Moreover, if you read the full sentencing transcript, you see Judge Aquilina references a letter Nassar wrote complaining about how he was sentenced in the federal proceedings and how unfair he thought his 60-year sentence was in that case. I surmise that these complaints by Nassar about how his federal case was handled contributed to Judge Aquilina's ire.

To be clear as I conclude: I am not faulting the work of prosecutors here nor defending judicial showboating. I am just seeing the Nassar case as yet another example of how much attention is given to judges relative to prosecutors and how that does not fully reflect their relative contributions to the overall administration of justice.

There are a lot of places I could go with this, but, for uncharacteristic brevity's sake, I'll try to limit myself at least a bit.

1. Before the era of determinate sentencing and more limits on judges, we had crime galloping along with a huge increase for at least a generation. After limits were imposed by guidelines and MM's, and their implicit modest shift of power to prosecutors, crime has plummeted to levels not seen since the Fifties.

So you tell me who was doing the better job.

And if you want to recur to the very tired line that "correlation is not causation!!!" feel free, but it's just so much defense bar baloney. When the correlations are this strong for this long, they most certainly ARE causation. The defense side just can't handle it (in addition to being indifferent to crime victims).

2. You don't deny that this wildly self-absorbed jurist puts judicial indiscipline in bold relief, but this doesn't stop you from (imagine that!) directing almost all of your fire at the prosecutor.

For what sin, exactly, is not so clear. Would you have preferred no charges? Is going after gross sexual abuse another instance of The Evil Big Government?
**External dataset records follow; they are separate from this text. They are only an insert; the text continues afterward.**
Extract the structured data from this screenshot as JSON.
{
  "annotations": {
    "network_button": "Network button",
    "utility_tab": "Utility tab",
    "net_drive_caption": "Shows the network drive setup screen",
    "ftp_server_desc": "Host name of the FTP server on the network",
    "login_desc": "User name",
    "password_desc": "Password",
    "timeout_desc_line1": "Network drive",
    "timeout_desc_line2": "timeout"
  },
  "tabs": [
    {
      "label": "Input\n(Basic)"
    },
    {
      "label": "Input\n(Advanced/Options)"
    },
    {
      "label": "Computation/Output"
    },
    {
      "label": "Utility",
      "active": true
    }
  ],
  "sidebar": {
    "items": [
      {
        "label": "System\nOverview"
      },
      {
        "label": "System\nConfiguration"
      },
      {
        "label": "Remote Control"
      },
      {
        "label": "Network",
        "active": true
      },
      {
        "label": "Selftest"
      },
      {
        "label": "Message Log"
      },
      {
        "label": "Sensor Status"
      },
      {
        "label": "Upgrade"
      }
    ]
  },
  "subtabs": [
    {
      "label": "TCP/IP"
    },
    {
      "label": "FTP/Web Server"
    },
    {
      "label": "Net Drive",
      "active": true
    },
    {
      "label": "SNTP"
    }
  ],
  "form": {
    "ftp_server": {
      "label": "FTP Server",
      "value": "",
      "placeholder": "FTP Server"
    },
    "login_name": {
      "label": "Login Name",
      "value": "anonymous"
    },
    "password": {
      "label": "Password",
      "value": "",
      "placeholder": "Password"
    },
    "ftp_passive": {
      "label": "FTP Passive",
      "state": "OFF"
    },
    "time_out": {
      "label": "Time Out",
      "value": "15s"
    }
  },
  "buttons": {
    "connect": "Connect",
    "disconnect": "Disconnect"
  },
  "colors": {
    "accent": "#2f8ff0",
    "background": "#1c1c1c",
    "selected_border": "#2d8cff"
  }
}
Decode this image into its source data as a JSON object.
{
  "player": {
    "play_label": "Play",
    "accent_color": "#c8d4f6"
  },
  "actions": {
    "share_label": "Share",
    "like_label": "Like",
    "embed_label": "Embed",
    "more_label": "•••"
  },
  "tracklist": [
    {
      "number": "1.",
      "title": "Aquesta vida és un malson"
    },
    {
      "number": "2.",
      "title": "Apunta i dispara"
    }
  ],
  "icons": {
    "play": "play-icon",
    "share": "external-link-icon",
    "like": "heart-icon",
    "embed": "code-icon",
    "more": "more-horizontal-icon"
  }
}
Overcriminalization? Lack of compassion? I'm not getting it.

3. The reason I gave so much attention to the judge is that she's the one who made a display of herself. This is not that hard to understand.

4. Just to be clear: The responsibility for any bad stuff coming from this case lies, in order, with the defendant, the people making excuses for child abuse (society is just, gads, so Puritanical, especially those power-drunk prosecutors!), and the judge, who can't just impose a sentence but has to go on and on and on about herself.

These are the self-same judges to whom you want to give 100% power over sentencing, completely and forever cutting out legislative MM's. This case illustrates the extent of the subjectivity that makes such power ill-advised. And that, I suspect, is the actual reason you take such an interest in it.

Bill, I think can be even more brief in response:

1. Who is discussing crime rates? If that is your relevant metric, I'd think you'd want to praise the judge for suggesting prison rape should be added to prison or for giving Nasser the max sentence that the prosecutors allowed under the plea deal. (Note that this was not a max sentence, but the max allowed under the deal struck.) Also, notably, why no praise for this judge's attentiveness to crime victims while taking shots at the defense on this front?

2. I seek no "fire" for prosecutors, only light. I get that Mueller et al. prefer to work in secret, but what is wrong seeking to shine more light on their discretionary decisions here and elsewhere? Are you against prosecutorial transparency and scrutiny or do you think it wise to foster prosecutorial secret societies?

3. I'm not confused why you were eager to criticize a sentencing judge, but that judge's actions followed the (often hidden) work of prosecutors that I think merit noticing here.

4. I'm not lamenting "bad stuff" in this case, but showcasing the role of prosecutors with 100% power setting the parameters and environment for a judge's exercise of sentencing discretion. (And now that I think of it, this case provides a great example of how prosecutors often can and do, through pleas, limit judicial discretion without concerns for statutory mandates.) One would think that you'd see the latest FBI/DOJ uglieness as more proof that prosecutorial "subjectivity" may be much more rampant, more hidden and thus harder to see and correct than any judicial subjectivity. But IO suppose once a member of a secret society, always a member.